Playing on in the background of each of these wry, interlinked tales is the village silver band, swilling cider and keeping a sharp eye out for any misbehaviour.

  • Published: 15 May 2010
  • ISBN: 9780099521280
  • Imprint: Vintage
  • Format: Paperback
  • Pages: 240
  • RRP: $32.99

About the author

Jane Feaver

Jane Feaver was born in Durham in 1964. After reading English at university she worked at the Pitt Rivers Museum and then in the Poetry Department at Faber and Faber. In 2001 she moved to Devon with her daughter.

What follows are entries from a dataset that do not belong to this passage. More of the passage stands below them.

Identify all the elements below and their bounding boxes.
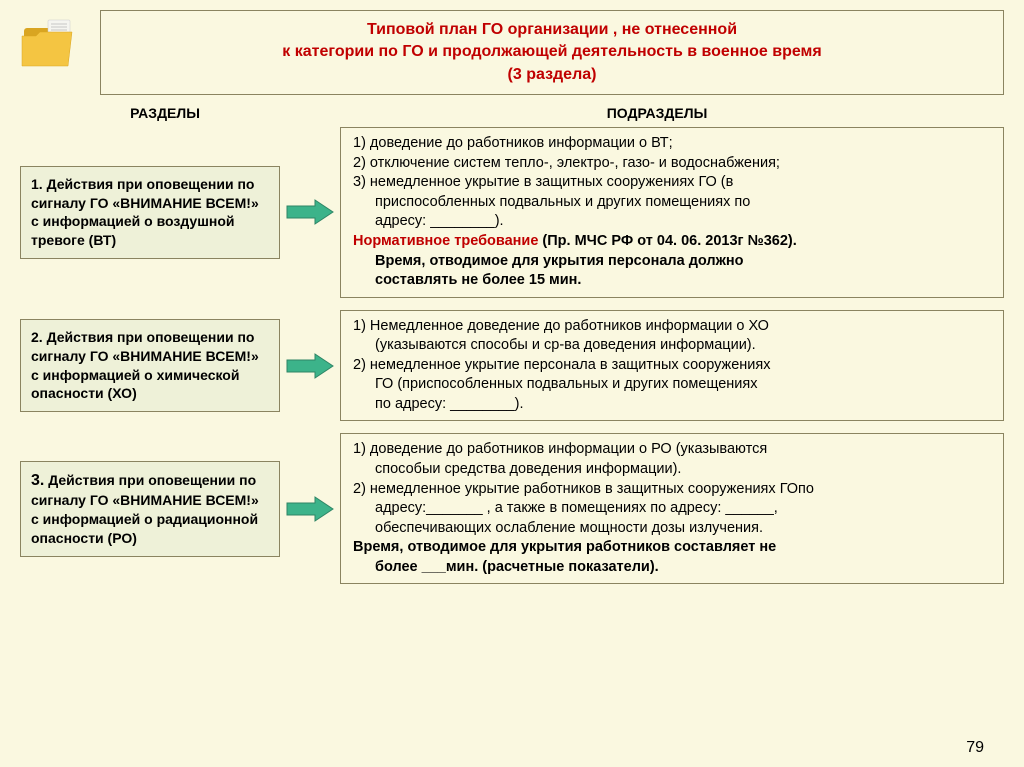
- section-row: 1. Действия при оповещении по сигналу ГО…: [20, 127, 1004, 298]
- arrow-icon: [280, 127, 340, 298]
- subsection-line: ГО (приспособленных подвальных и других …: [353, 375, 991, 395]
- subsection-line: 2) немедленное укрытие работников в защи…: [353, 480, 991, 500]
- page-number: 79: [966, 739, 984, 757]
- col-header-right: ПОДРАЗДЕЛЫ: [310, 105, 1004, 121]
- header-line3: (3 раздела): [508, 66, 597, 83]
- section-right-box: 1) доведение до работников информации о …: [340, 127, 1004, 298]
- subsection-line: обеспечивающих ослабление мощности дозы …: [353, 519, 991, 539]
- subsection-line: составлять не более 15 мин.: [353, 271, 991, 291]
- section-left-box: 3. Действия при оповещении по сигналу ГО…: [20, 461, 280, 557]
- subsection-line: более ___мин. (расчетные показатели).: [353, 558, 991, 578]
- subsection-line: Время, отводимое для укрытия работников …: [353, 538, 991, 558]
- subsection-line: 1) доведение до работников информации о …: [353, 440, 991, 460]
- subsection-line: 1) доведение до работников информации о …: [353, 134, 991, 154]
- header-box: Типовой план ГО организации , не отнесен…: [100, 10, 1004, 95]
- section-row: 3. Действия при оповещении по сигналу ГО…: [20, 433, 1004, 584]
- subsection-line: по адресу: ________).: [353, 395, 991, 415]
- subsection-line: 2) немедленное укрытие персонала в защит…: [353, 356, 991, 376]
- subsection-line: адресу: ________).: [353, 212, 991, 232]
- subsection-line: 3) немедленное укрытие в защитных сооруж…: [353, 173, 991, 193]
- subsection-line: 2) отключение систем тепло-, электро-, г…: [353, 154, 991, 174]
- header-line1: Типовой план ГО организации , не отнесен…: [367, 21, 737, 38]
- section-left-box: 1. Действия при оповещении по сигналу ГО…: [20, 166, 280, 260]
- arrow-icon: [280, 433, 340, 584]
- subsection-line: приспособленных подвальных и других поме…: [353, 193, 991, 213]
- subsection-line: адресу:_______ , а также в помещениях по…: [353, 499, 991, 519]
- columns-header: РАЗДЕЛЫ ПОДРАЗДЕЛЫ: [20, 105, 1004, 121]
- section-row: 2. Действия при оповещении по сигналу ГО…: [20, 310, 1004, 422]
- subsection-line: способыи средства доведения информации).: [353, 460, 991, 480]
- folder-icon: [18, 14, 78, 74]
- section-left-box: 2. Действия при оповещении по сигналу ГО…: [20, 319, 280, 413]
- subsection-line: 1) Немедленное доведение до работников и…: [353, 317, 991, 337]
- subsection-line: Время, отводимое для укрытия персонала д…: [353, 252, 991, 272]
- header-line2: к категории по ГО и продолжающей деятель…: [282, 43, 821, 60]
- arrow-icon: [280, 310, 340, 422]
- subsection-line: (указываются способы и ср-ва доведения и…: [353, 336, 991, 356]
- col-header-left: РАЗДЕЛЫ: [20, 105, 310, 121]
- section-right-box: 1) доведение до работников информации о …: [340, 433, 1004, 584]
- subsection-line: Нормативное требование (Пр. МЧС РФ от 04…: [353, 232, 991, 252]
- section-right-box: 1) Немедленное доведение до работников и…: [340, 310, 1004, 422]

She has written two critically-acclaimed novels, According to Ruth and Love Me Tender.

Praise for Love Me Tender

She has a wonderful way of teasing out the comedy of people struggling to deal with what the poet Frances Cornford called 'the long littleness of life'

Kate Saunders, The Times

Jane Feaver has proved an expert at creating a sense of place ... tender, imaginative prose

Vicky Allen, Sunday Herald

These lives are captured in surprising, sometimes shocking ways. The timelessness of Jane Feaver's fiction conceals a quality of enchanting newness. This is a unique voice

Philip Hensher, Daily Telegraph

The neatness and power of Feaver's writing is a spartan pleasure: when shafts of poetical insight or tenderness break through its restraint they are genuinely luminous and moving

Guardian

Confirms her considerable talents

The Independent

Feaver's Spartan sentences are taut and neat and utterly undermine any romantic notions of love and sex. In her descriptions of the town and its weather, however, Feaver allows a quietly poetic and pastoral voice to peek through,; a thoughtful pause in the otherwise dark emotional interiors of the characters in these stories.